度々杉の枝から落ちる雪に注意しながら、黙々と進みます。

えっさほっさと、山の斜面を上っていくと、尾根筋の道に出ます。植生も、杉林から落葉樹の森に変化してゆきます。視界が開けますが、同時に雪も深くなります。
でも、この頃には慣れてしまい、スキップ気分。

ウトウ(溝のように削られた道のこと?)の尾根道を進むと、中山峠です。
晴れていれば日本海を望めるようですが、今回はお預けです。
そんなこんな歩いているうちに、植生は杉林に戻り、道幅も広くなり、人間の生活圏が近付くのを感じさせます。

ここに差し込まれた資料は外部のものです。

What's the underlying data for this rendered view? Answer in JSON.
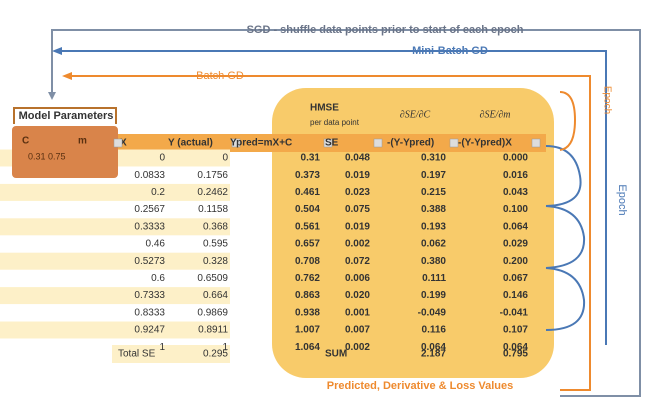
{
  "annotations": {
    "sgd": "SGD - shuffle data points prior to start of  each epoch",
    "minibatch": "Mini-Batch GD",
    "batch": "Batch GD",
    "epoch_top": "Epoch",
    "epoch_right": "Epoch",
    "model_params": "Model Parameters",
    "bottom": "Predicted, Derivative & Loss Values"
  },
  "params": {
    "headers": [
      "C",
      "m"
    ],
    "values": [
      "0.31",
      "0.75"
    ]
  },
  "derivatives": {
    "hmse": "HMSE",
    "per_point": "per data point",
    "dc": "∂SE/∂C",
    "dm": "∂SE/∂m"
  },
  "table": {
    "headers": [
      "X",
      "Y (actual)",
      "Ypred=mX+C",
      "SE",
      "-(Y-Ypred)",
      "-(Y-Ypred)X"
    ],
    "rows": [
      [
        "0",
        "0",
        "0.31",
        "0.048",
        "0.310",
        "0.000"
      ],
      [
        "0.0833",
        "0.1756",
        "0.373",
        "0.019",
        "0.197",
        "0.016"
      ],
      [
        "0.2",
        "0.2462",
        "0.461",
        "0.023",
        "0.215",
        "0.043"
      ],
      [
        "0.2567",
        "0.1158",
        "0.504",
        "0.075",
        "0.388",
        "0.100"
      ],
      [
        "0.3333",
        "0.368",
        "0.561",
        "0.019",
        "0.193",
        "0.064"
      ],
      [
        "0.46",
        "0.595",
        "0.657",
        "0.002",
        "0.062",
        "0.029"
      ],
      [
        "0.5273",
        "0.328",
        "0.708",
        "0.072",
        "0.380",
        "0.200"
      ],
      [
        "0.6",
        "0.6509",
        "0.762",
        "0.006",
        "0.111",
        "0.067"
      ],
      [
        "0.7333",
        "0.664",
        "0.863",
        "0.020",
        "0.199",
        "0.146"
      ],
      [
        "0.8333",
        "0.9869",
        "0.938",
        "0.001",
        "-0.049",
        "-0.041"
      ],
      [
        "0.9247",
        "0.8911",
        "1.007",
        "0.007",
        "0.116",
        "0.107"
      ],
      [
        "1",
        "1",
        "1.064",
        "0.002",
        "0.064",
        "0.064"
      ]
    ],
    "total_label": "Total SE",
    "total_value": "0.295",
    "sum_label": "SUM",
    "sum_values": [
      "2.187",
      "0.795"
    ]
  }
}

3km程度の充実した峠歩きは、林道に突き当たり、ぷつっと終わりを告げます。そこからは舗装路歩きです。

頸城大野駅に着くと、少し休みます。
舗装路歩きで5kmほど行けば日本海につけるので、菓子パンを頬張り、再び歩き出します。

真横には北アルプスの尻尾とおぼしき山々が見えました。全部見えないのはそれはそれで良いものです。

美山公園まで坂を登り、振り返ると今度は妙高の山でしょうか。

霰が降るなか糸魚川市街地にはいり、日本海を拝むことができました。

塩の道出発点。
この行程、実は太平洋から日本海に至る旅行の最後を飾るものでしたが、なかなかに味わい深く、心に残るものになりました。

高い山に夢中になったこともありました。
そこには、独り善がりな強さの証明があったかと思います。
しかし、先人のトレースを見いだし、それこそが自分をそこに存在せしめているんだな、というのを歩けば歩くほど実感し、その猛烈なパワーを感じると、自分の体力と苦労自慢なんかどうでも良くなってしまいます。
ただただ、そこを歩いた人の感覚を感じたい、一つでも多くの感覚を身体と記憶に残したい、そして、それをやり遂げる強さが欲しいと、そう思う訳です。

街道に限らず、道と名のつくものは道なき道でも道は道、誰かしらの足跡ありきだと思います。それに寄り添うように、歩き走れたら、どんなに素晴らしいのかなと、どす黒い日本海を見ながら思いました。